Il bilancio che arriva dalle imprese associate a Confimprenditori è fortemente negativo. Nelle ultime settimane l’associazione ha raccolto le preoccupazioni, le difficoltà e le richieste degli imprenditori, e il quadro che emerge è tutt’altro che rassicurante.

La stragrande maggioranza delle imprese giudica insufficienti le misure messe in campo sul fronte della competitività e guarda con crescente preoccupazione all’aumento del costo dei carburanti. Un ulteriore aggravio dei costi rischia infatti di tradursi in una contrazione dell’attività economica, mettendo sotto pressione soprattutto le realtà più fragili.

A pesare è anche una burocrazia che continua a essere percepita come un ostacolo alla crescita. Le semplificazioni annunciate da anni, secondo gli imprenditori, restano troppo spesso sulla carta, trasformandosi in promesse e annunci ai quali non seguono tempi certi e risultati concreti.

Ancora più severo è il giudizio sulla politica industriale.
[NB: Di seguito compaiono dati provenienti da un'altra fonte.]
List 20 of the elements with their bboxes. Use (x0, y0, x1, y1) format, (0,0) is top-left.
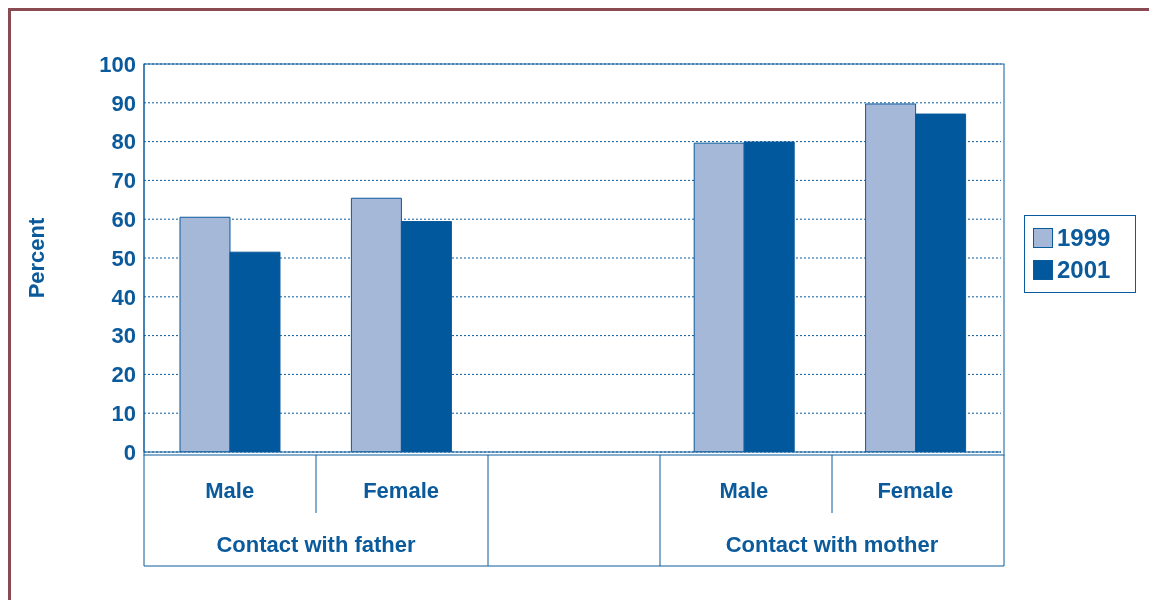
y-tick-label: 20 (111, 362, 136, 388)
y-tick-label: 30 (111, 323, 136, 349)
text: Contact with father (216, 532, 417, 557)
y-tick-label: 90 (111, 90, 136, 116)
legend-label: 2001 (1057, 255, 1111, 284)
y-tick-label: 70 (111, 168, 136, 194)
y-tick-label: 50 (111, 245, 136, 271)
y-tick-label: 10 (111, 401, 136, 427)
x-tick-label: Female (363, 478, 440, 503)
y-tick-label: 80 (111, 129, 136, 155)
x-tick-label: Female (877, 478, 954, 503)
y-tick-label: 100 (99, 51, 136, 77)
legend-label: 1999 (1057, 223, 1111, 252)
y-tick-label: 40 (111, 284, 136, 310)
y-tick-label: 0 (123, 439, 136, 465)
y-tick-label: 60 (111, 207, 136, 233)
y-axis-title: Percent (23, 216, 49, 299)
text: Contact with mother (725, 532, 939, 557)
x-tick-label: Male (719, 478, 769, 503)
x-tick-label: Male (205, 478, 255, 503)
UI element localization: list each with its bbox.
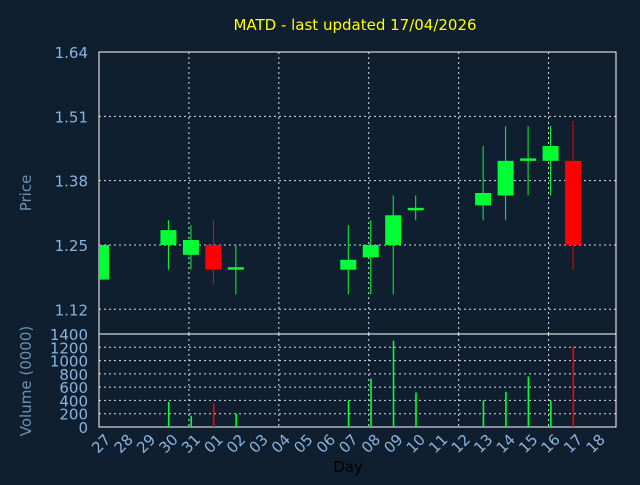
candle-15 — [520, 126, 537, 196]
price-tick-label: 1.12 — [55, 301, 88, 319]
volume-bar-17 — [572, 345, 575, 427]
candle-14 — [497, 126, 514, 221]
volume-bar-10 — [415, 392, 417, 427]
candle-27 — [99, 244, 109, 280]
candle-body — [385, 215, 402, 245]
volume-bar-01 — [212, 403, 215, 427]
volume-tick-label: 0 — [78, 419, 88, 437]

Per una larga parte delle imprese manca una strategia capace di affrontare con una visione complessiva i nodi strutturali della competitività, della fiscalità, degli incentivi e della semplificazione amministrativa.

“Probabilmente i gli imprenditori invitati al forum di Cernobbio si sono distratti in questi anni – afferma il presidente di Confimprenditori, Stefano Ruvolo –. Noi rappresentiamo le 370.000 piccole e medie imprese che ogni giorno fanno i conti con il caro carburanti, la burocrazia e l’assenza di una politica industriale, e che si aspettano molto di più da chi le governa.

Da troppo tempo assistiamo a un susseguirsi di comunicati stampa, annunci e proclami. Nel frattempo le imprese pagano costi sempre più alti e devono prendere decisioni senza avere certezze”.